Learn the basics about:
- API's
- Cloud computing (ideally specific to the tech stack you work in)
- Relationship databases
- ALM
- Frontend Vs Backend
- Data types.
Regards,
Devs.
It's more (in my experience) about understanding what coders do than anything else. I used to be a programmer/developer. It helps you to understand the roadblocks they are facing. I was a PM but hated the work. Far preferred my roles as a technical BA and programmer. But my background coding helped when my coding team ran into issues with some changes Microsoft had implemented and I went digging through white papers for the answers and was able to bring their team lead the information they needed to resolve the problem. It's not a necessity it just can be helpful for managing client (internal and external) expectations and to be able to speak the same language. Now I am a technical writer (who occasionally codes work arounds on the middleware of our KB) and it still helps especially when writing new articles for new products.
Lol any company that has PMs coding is not a serious company
Depends on the role and org.

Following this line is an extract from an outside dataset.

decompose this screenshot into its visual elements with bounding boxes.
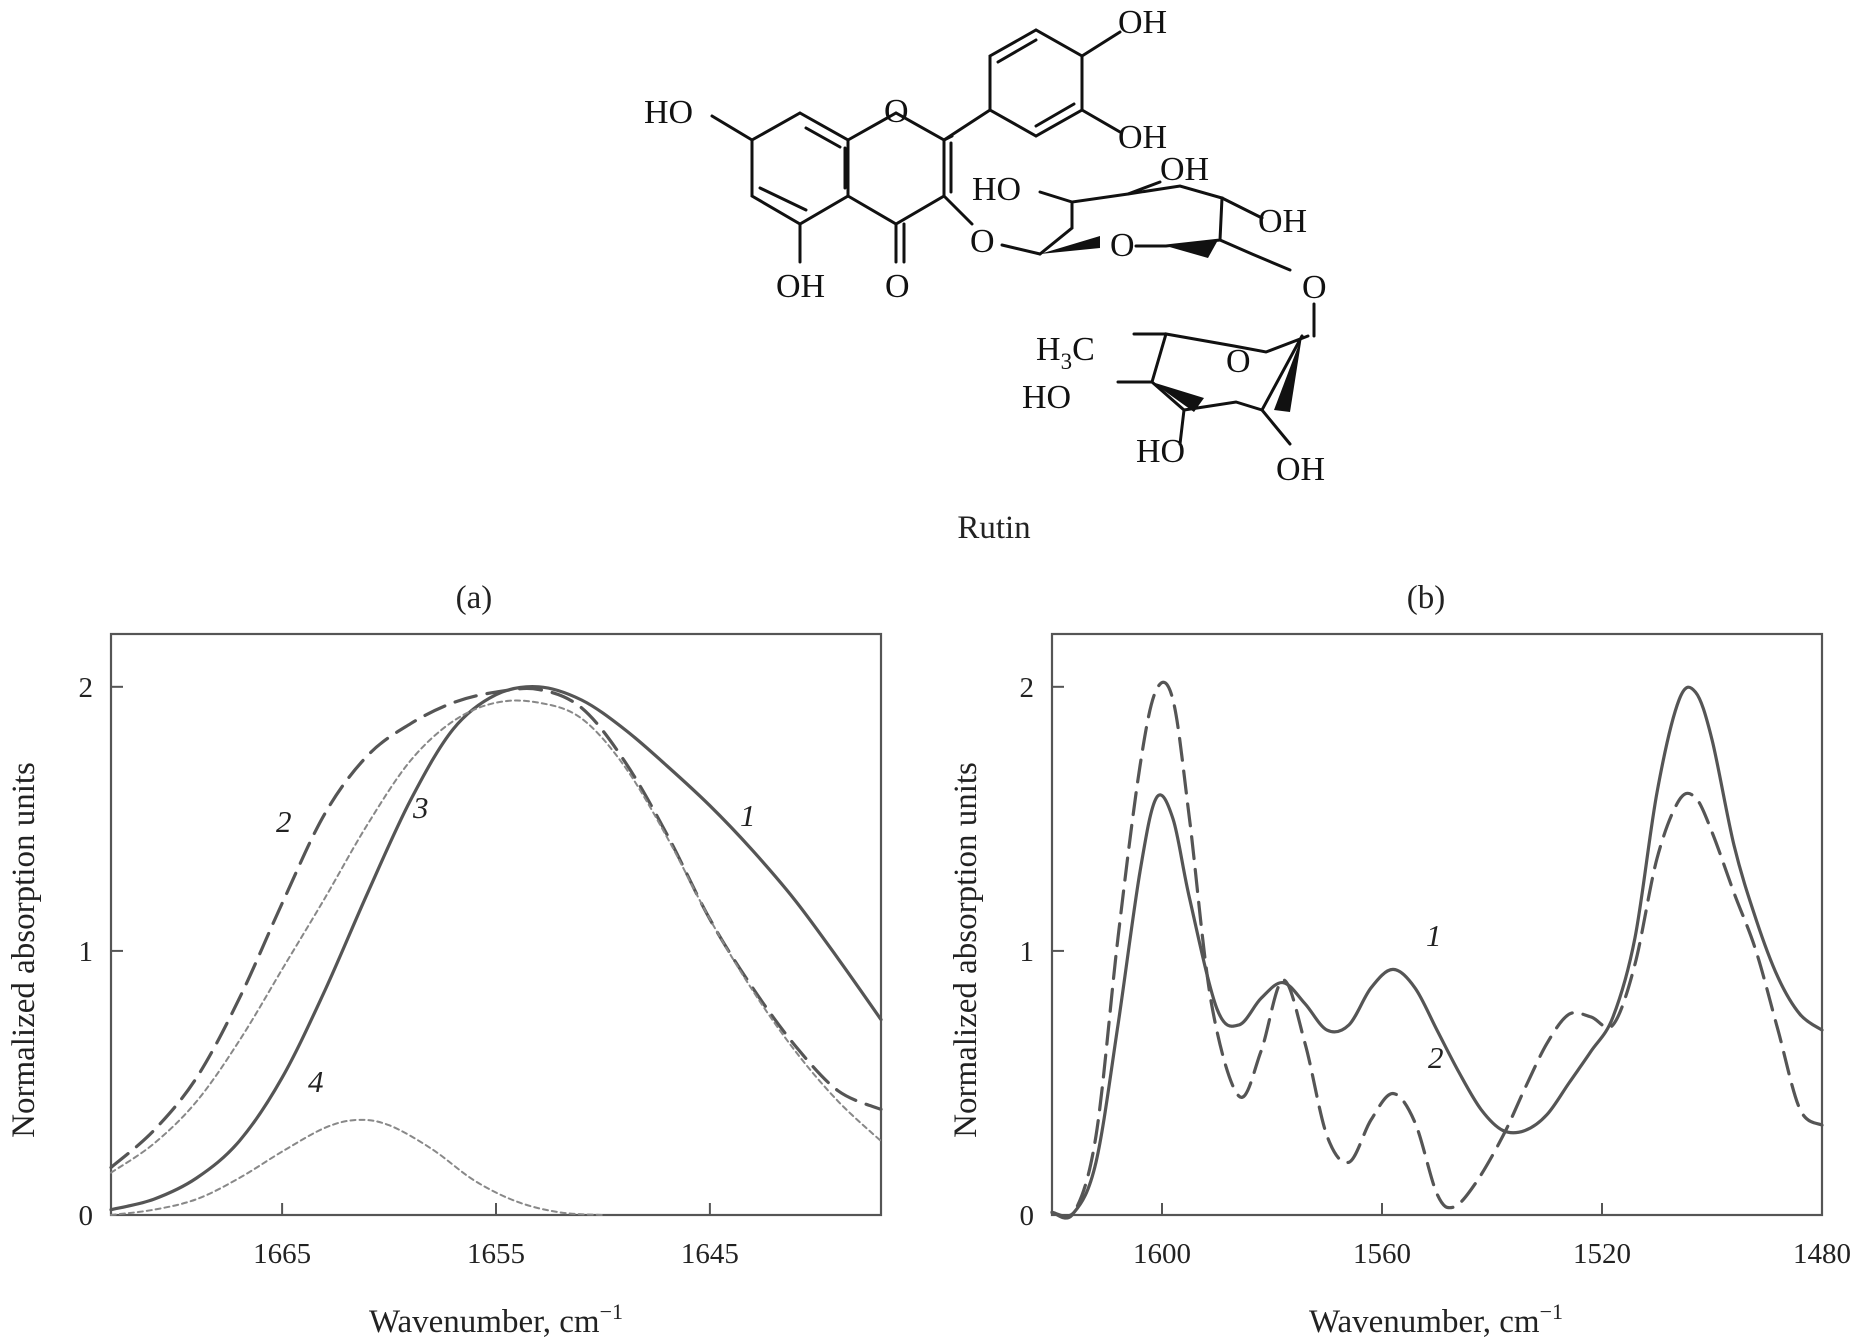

Sometimes you do your own analytics pipelines and that requires some coding. Tech PM roles require coding knowledge and review
If you are the product person trying to push out new technical product. You need to be able to explain it to techs and the customer. You also should have a decent idea what kind of work is needed and how much time each step can take.
As a project manager, I’m not a coder but I spend as much time as I can learning about what my team is doing so that i can add to what I know. With how fast technological projects changing, I’m using YouTube and a few other tools to learn the list that dev 1 calls out.
I agree with dev 1 on the topics. I would add that AI and IA is a big add that everyone is talking about right now. So, understanding bots, Ai, etc. probably would be something to learn about
Nah! That ridunculous. I see the benefit of PM interpreting code(it’s a plus) but not write code. I work with PM and worked with PM from previous org, I have never seen where they are required to write code. If you learn coding, it should be because you are interested in enhancing your skill not because it’s required by crappy structure…..🤷♂️🤷♂️
maybe some general UI "coding" would be a bonus but nah, have never had or even wanted a PM who was a coder. Totally diff skill sets.
BAs/PMs should not be asked to code. Let devs do their job and we do ours and make business happen happy. Thats how I see it.